With what goods could be salvaged, La Salle moved inland and constructed a fort he named for the king of France. Fort Saint Louis gave La Salle a base from which to explore. With the few sailors and settlers still loyal, he began his search for the elusive Father of Waters.

But fate was a cruel mistress.

With La Salle’s permission, Captain Beaujeu took all the settlers wanting to leave aboard
Joly
. In March of 1685, he returned to France. The next year was one of hardship and disappointment for La Salle. His inland expeditions made him realize he was hundreds of miles from the Mississippi River Delta.

After months of hardships, he returned to Fort Saint Louis to regroup. Upon arriving, La Salle received word that Belle had run aground and sunk.

The loss of
Belle
added fuel to the disillusionment of the remaining settlers and soldiers. The little ship was the only visible lifeline to France. With
Belle
destroyed, the settlers were little more than stranded visitors in a savage and cruel new world.

It was the final straw.

 

“I’LL TAKE A few men and set off for Canada,” La Salle told Tonty. “You remain here so I have someone in control.”
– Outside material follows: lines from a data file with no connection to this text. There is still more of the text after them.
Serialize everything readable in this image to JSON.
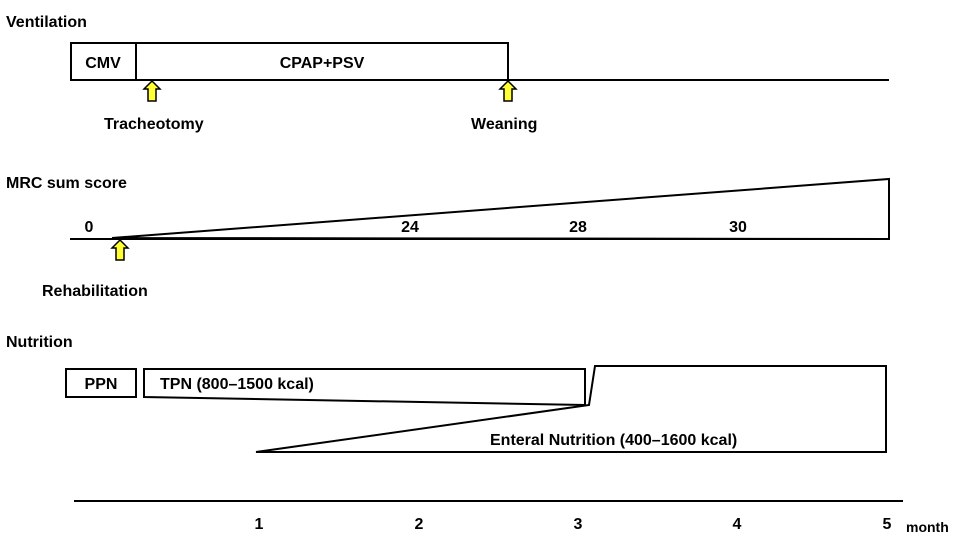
{
  "sections": {
    "ventilation": {
      "title": "Ventilation",
      "phases": [
        "CMV",
        "CPAP+PSV"
      ],
      "events": [
        "Tracheotomy",
        "Weaning"
      ]
    },
    "mrc": {
      "title": "MRC sum score",
      "scores": [
        "0",
        "24",
        "28",
        "30"
      ],
      "events": [
        "Rehabilitation"
      ]
    },
    "nutrition": {
      "title": "Nutrition",
      "phases": [
        "PPN",
        "TPN (800–1500 kcal)",
        "Enteral Nutrition (400–1600 kcal)"
      ]
    }
  },
  "axis": {
    "ticks": [
      "1",
      "2",
      "3",
      "4",
      "5"
    ],
    "unit": "month"
  },
  "colors": {
    "arrow": "#ffff33",
    "line": "#000000",
    "background": "#ffffff"
  },
  "icons": {
    "event_marker": "up-arrow-icon"
  }
}
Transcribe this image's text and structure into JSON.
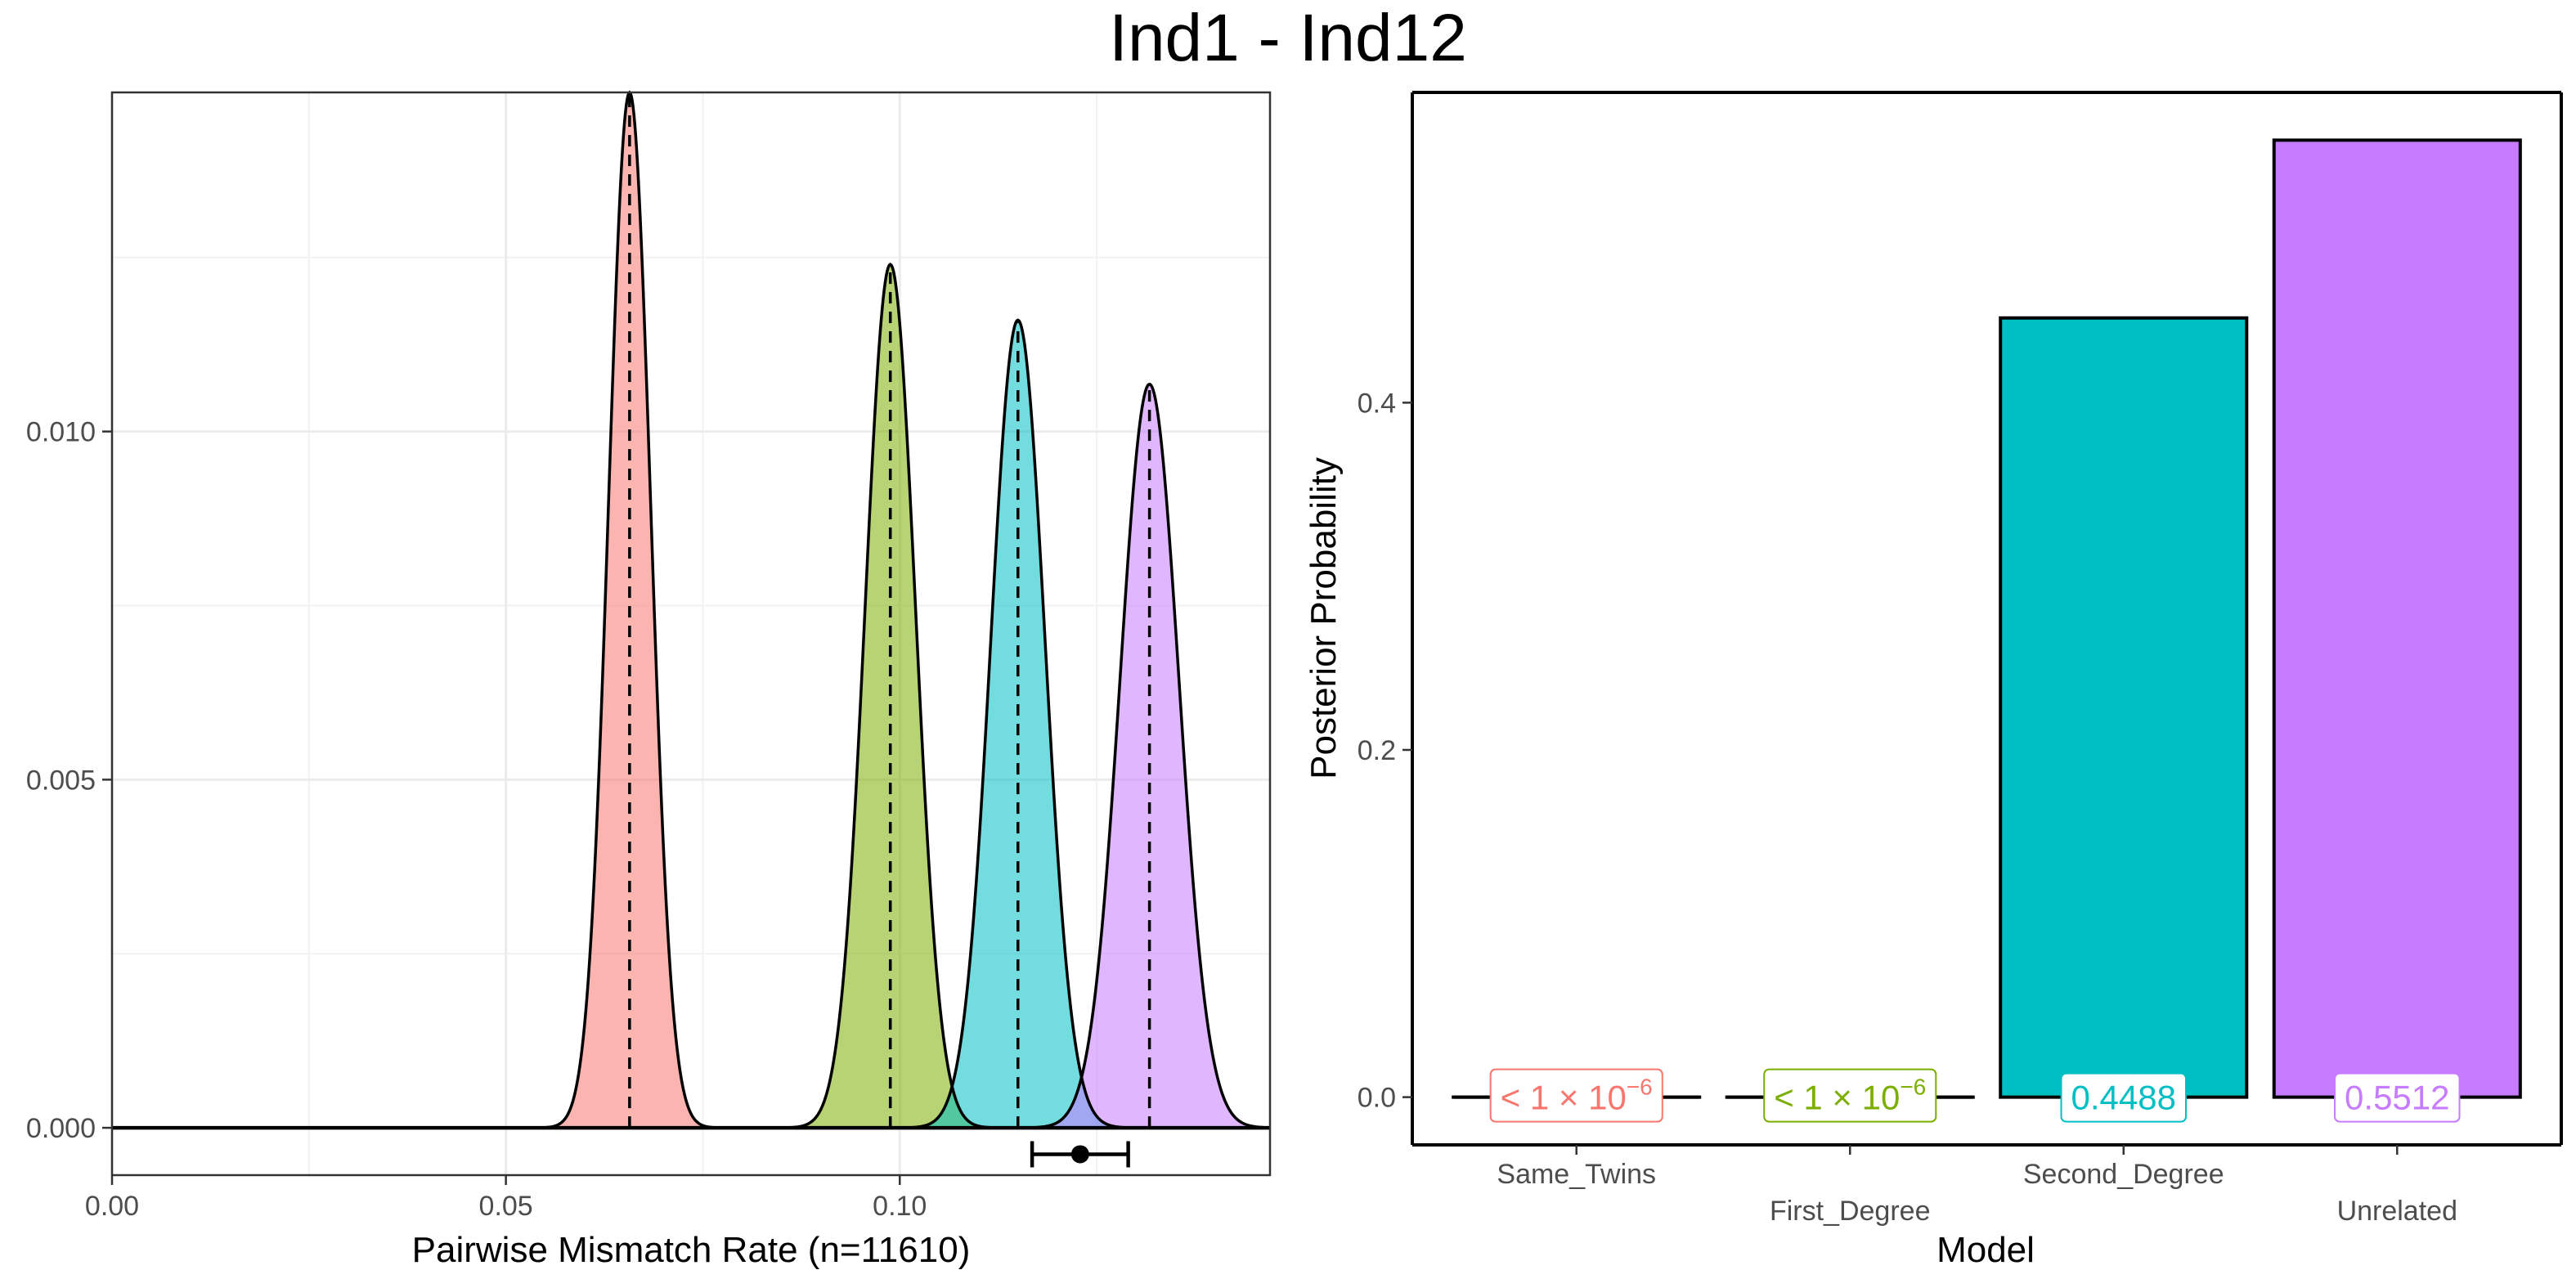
{
  "figure": {
    "title": "Ind1 - Ind12"
  },
  "chart_data": [
    {
      "type": "area",
      "title": "",
      "xlabel": "Pairwise Mismatch Rate (n=11610)",
      "ylabel": "",
      "xlim": [
        0.0,
        0.147
      ],
      "ylim": [
        -0.00068,
        0.01487
      ],
      "x_ticks": [
        {
          "value": 0.0,
          "label": "0.00"
        },
        {
          "value": 0.05,
          "label": "0.05"
        },
        {
          "value": 0.1,
          "label": "0.10"
        }
      ],
      "y_ticks": [
        {
          "value": 0.0,
          "label": "0.000"
        },
        {
          "value": 0.005,
          "label": "0.005"
        },
        {
          "value": 0.01,
          "label": "0.010"
        }
      ],
      "x_minor_gridlines": [
        0.025,
        0.075,
        0.125
      ],
      "y_minor_gridlines": [
        0.0025,
        0.0075,
        0.0125
      ],
      "grid": true,
      "series": [
        {
          "mean": 0.0657,
          "sd": 0.00266,
          "peak": 0.01487,
          "color": "#F8766D"
        },
        {
          "mean": 0.0988,
          "sd": 0.00318,
          "peak": 0.0124,
          "color": "#7CAE00"
        },
        {
          "mean": 0.115,
          "sd": 0.00343,
          "peak": 0.0116,
          "color": "#00BFC4"
        },
        {
          "mean": 0.1317,
          "sd": 0.00372,
          "peak": 0.01068,
          "color": "#C77CFF"
        }
      ],
      "observed": {
        "value": 0.1229,
        "ci_low": 0.1168,
        "ci_high": 0.129,
        "y": -0.00038
      }
    },
    {
      "type": "bar",
      "title": "",
      "xlabel": "Model",
      "ylabel": "Posterior Probability",
      "ylim": [
        -0.0275,
        0.5787
      ],
      "categories": [
        "Same_Twins",
        "First_Degree",
        "Second_Degree",
        "Unrelated"
      ],
      "values": [
        1e-06,
        1e-06,
        0.4488,
        0.5512
      ],
      "colors": [
        "#F8766D",
        "#7CAE00",
        "#00BFC4",
        "#C77CFF"
      ],
      "value_labels": [
        "< 1 × 10",
        "< 1 × 10",
        "0.4488",
        "0.5512"
      ],
      "label_exponents": [
        "−6",
        "−6",
        "",
        ""
      ],
      "y_ticks": [
        {
          "value": 0.0,
          "label": "0.0"
        },
        {
          "value": 0.2,
          "label": "0.2"
        },
        {
          "value": 0.4,
          "label": "0.4"
        }
      ],
      "grid": false
    }
  ]
}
“That’s a thirty-five-hundred-mile trip on foot,” Tonty said. “Are you sure?”

“What other choice do we have?” La Salle said. “If we don’t get some supplies soon, we all die. I’ve made it down the Mississippi before.”

Tonty nodded. That had been years before, when La Salle was younger and healthier.

“How many men will you need?” Tonty asked.

“Less than a dozen,” La Salle said, “so we can move quickly.”

“I shall arrange it immediately,” the always-loyal Tonty said.

 

IN MARCH OF 1687, La Salle set out, but an old wound would bring death.